Viver em Voz Alta

“Boas festas”, de Assis Valente

Na coluna da semana passada, recordando os Natais da minha infância, citei uma canção que Tia Júlia costumava cantar ao piano, na noite do dia 24. Ela não saiu mais da minha cabeça. Fui pesquisar a respeito e deparei-me com a impressionante biografia de seu criador, o imenso Assis Valente, igualmente responsável pela junina “Cai, cai, balão” (que, de tão famosa, parece ter existido desde sempre – mas nasceu no mesmo ano de “Boas festas”: 1933) e por “Brasil pandeiro”, de 1940, feito para Carmen Miranda, que a recusou. Mais tarde, a música explodiu na interpretação dos “Novos Baianos”, e é tida, até hoje, como um dos melhores sambas já escritos no País: “Brasil, esquentai vossos pandeiros/Iluminai os terreiros/ que nos queremos sambar”, comparável a “Aquarela do Brasil”, do ubaense Ary Barroso.

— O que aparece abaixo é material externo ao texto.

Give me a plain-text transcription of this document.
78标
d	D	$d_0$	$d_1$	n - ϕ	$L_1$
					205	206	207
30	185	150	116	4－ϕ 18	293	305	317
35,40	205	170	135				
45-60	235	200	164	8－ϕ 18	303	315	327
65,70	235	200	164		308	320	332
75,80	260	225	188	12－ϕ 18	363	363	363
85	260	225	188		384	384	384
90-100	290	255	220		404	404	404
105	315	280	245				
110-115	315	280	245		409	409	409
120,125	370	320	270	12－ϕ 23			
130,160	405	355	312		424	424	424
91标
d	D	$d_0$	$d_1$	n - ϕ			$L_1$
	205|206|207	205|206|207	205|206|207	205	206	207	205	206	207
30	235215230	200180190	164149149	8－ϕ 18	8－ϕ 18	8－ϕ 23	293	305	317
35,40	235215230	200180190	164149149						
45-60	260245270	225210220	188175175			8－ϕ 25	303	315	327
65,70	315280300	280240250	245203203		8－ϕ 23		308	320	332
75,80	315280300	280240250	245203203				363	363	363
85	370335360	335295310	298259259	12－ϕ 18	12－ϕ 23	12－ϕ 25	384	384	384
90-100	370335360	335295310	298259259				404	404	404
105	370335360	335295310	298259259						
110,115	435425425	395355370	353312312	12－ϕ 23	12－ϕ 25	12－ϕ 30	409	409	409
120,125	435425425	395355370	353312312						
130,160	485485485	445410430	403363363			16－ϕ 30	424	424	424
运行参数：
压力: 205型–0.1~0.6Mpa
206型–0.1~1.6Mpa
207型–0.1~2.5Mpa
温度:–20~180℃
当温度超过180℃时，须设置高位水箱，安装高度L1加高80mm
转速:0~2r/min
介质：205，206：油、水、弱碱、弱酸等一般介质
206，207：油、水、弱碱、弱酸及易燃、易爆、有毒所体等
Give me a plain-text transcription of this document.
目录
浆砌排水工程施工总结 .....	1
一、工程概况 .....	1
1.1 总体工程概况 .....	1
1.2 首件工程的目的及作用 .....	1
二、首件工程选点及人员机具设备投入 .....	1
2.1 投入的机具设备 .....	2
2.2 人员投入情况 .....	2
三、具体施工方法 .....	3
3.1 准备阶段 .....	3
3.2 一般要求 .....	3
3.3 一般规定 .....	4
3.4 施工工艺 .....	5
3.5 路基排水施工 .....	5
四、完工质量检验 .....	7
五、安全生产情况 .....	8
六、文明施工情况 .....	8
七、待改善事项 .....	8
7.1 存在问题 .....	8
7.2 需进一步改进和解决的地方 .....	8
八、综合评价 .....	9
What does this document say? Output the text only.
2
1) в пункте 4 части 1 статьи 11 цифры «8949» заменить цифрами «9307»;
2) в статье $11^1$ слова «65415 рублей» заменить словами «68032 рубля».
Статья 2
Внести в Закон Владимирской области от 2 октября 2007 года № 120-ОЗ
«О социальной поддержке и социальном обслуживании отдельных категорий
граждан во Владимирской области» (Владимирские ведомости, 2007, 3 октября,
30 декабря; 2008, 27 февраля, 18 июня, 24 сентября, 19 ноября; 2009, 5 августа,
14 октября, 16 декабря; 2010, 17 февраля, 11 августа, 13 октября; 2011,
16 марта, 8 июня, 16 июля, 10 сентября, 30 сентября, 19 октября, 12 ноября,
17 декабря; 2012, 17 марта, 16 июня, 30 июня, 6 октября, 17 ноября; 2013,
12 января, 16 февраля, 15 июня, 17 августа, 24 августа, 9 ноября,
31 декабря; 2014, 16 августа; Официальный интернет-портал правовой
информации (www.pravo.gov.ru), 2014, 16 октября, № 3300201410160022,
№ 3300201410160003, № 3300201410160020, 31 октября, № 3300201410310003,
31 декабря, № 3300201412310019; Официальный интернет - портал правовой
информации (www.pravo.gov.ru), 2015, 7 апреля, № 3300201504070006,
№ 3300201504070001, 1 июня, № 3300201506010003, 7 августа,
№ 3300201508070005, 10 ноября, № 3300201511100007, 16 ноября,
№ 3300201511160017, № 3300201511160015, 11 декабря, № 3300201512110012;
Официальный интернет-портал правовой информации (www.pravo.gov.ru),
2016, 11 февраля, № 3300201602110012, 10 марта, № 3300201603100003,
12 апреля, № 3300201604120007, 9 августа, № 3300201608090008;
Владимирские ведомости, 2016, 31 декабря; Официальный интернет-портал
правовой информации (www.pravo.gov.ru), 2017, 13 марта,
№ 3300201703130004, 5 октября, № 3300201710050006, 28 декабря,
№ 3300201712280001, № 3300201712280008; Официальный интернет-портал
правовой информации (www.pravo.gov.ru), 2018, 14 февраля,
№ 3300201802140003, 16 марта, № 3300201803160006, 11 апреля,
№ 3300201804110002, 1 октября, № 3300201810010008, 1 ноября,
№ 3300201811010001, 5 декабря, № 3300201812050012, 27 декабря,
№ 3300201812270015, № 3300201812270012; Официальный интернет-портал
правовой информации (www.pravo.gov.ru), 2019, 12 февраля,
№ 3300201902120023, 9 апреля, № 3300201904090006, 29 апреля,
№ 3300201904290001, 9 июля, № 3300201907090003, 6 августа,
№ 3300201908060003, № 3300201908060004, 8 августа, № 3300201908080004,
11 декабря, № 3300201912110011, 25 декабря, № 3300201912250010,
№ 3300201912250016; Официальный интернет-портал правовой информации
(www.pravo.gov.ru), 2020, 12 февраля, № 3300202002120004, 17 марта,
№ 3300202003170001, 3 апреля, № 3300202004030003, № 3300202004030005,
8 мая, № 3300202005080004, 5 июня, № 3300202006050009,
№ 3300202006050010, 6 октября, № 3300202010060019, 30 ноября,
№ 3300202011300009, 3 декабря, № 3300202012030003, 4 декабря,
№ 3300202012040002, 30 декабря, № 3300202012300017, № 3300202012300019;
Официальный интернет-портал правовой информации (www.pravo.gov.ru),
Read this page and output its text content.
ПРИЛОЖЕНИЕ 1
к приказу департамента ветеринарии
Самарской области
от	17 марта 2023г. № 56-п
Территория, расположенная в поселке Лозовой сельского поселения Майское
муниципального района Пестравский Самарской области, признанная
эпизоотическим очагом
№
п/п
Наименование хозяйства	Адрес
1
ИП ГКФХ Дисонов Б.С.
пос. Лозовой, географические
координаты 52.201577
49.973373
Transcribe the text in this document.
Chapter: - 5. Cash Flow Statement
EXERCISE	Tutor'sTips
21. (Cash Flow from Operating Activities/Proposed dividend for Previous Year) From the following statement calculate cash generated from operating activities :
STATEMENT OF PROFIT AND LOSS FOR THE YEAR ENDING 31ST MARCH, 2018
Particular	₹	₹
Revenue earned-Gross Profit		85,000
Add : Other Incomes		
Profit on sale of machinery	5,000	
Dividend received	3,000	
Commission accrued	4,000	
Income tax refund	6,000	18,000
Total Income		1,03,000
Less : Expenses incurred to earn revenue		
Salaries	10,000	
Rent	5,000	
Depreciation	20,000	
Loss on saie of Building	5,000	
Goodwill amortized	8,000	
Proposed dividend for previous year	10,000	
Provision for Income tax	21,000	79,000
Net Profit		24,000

Nascido na Bahia, em 1911, Valente contava ter sido roubado dos pais e entregue a um casal que o obrigava a trabalhar, ainda criança, em troca da educação recebida. O que também aconteceu, segundo ele, com a segunda família que o abrigou, no mesmo estado. Foi ela, no entanto, que o matriculou no Liceu de Artes e Ofícios, quando percebeu o seu talento. A mudança para o Rio de Janeiro se deu em 1927. Em pouco tempo, o compositor já se enturmava com os artistas da época, tendo suas produções gravadas por grandes nomes daquele tempo, como Orlando Silva e Francisco Alves. Seu primeiro sucesso, “Tem francesa no morro”, de 1932, apareceu na voz de Aracy Cortes. Depois vieram dezenas de outros, como “Camisa Listrada”, gravada por Marlene, em 1937, e relançada por Vanessa da Mata, há poucos anos. As dificuldades financeiras e as dívidas, no entanto, acabaram por levá-lo ao desespero e a duas tentativas de suicídio (na segunda, pulou do Corcovado e teve sua queda amortecida por árvores!).

Finalmente, em 1958, alcançou o seu objetivo, ingerindo formicida assentado no banco de uma praça pública.

Na biografia de Assis Valente, de Gonçalo Junior (“Quem samba tem alegria”, Editora Civilização Brasileira, 2014, 657 páginas), os leitores descobrem que “Boas festas” foi aceita rapidamente pela gravadora RCA Vitor, cujo diretor, Mr. Evans, achou a letra extremamente triste, mas gostou da melodia. Com arranjos provavelmente de Pixinguinha, a canção apareceu na voz de Carlos Galhardo e, de imediato, conquistou o público, se convertendo, em pouco tempo, num ‘clássico’ de Natal: “Anoiteceu/ o sino gemeu/ e a gente ficou/ feliz a rezar./ Papai Noel/ Vê se você tem/ A felicidade/ Pra você me dar/ Eu pensei que todo mundo/ Fosse filho de Papai Noel/ Bem assim felicidade/ Eu pensei que fosse uma/ Brincadeira de papel/ Já faz tempo que eu pedi/Mas o meu Papai Noel não vem/Com certeza já morreu/ Ou então felicidade/ É brinquedo que não tem/Oh, anoiteceu…” 

O conteúdo continua após o "Você pode gostar".


Gosto bem da composição de Assis Valente. É contundente, mas verdadeira. Sobretudo num país como o nosso, ainda muito marcado pela questão social. Quem tem coragem de cantar, sem constrangimentos, aquela outra canção, que diz: “Como é que Papai Noel/não se esquece de ninguém/ Seja rico, seja pobre/ O velhinho sempre vem…”?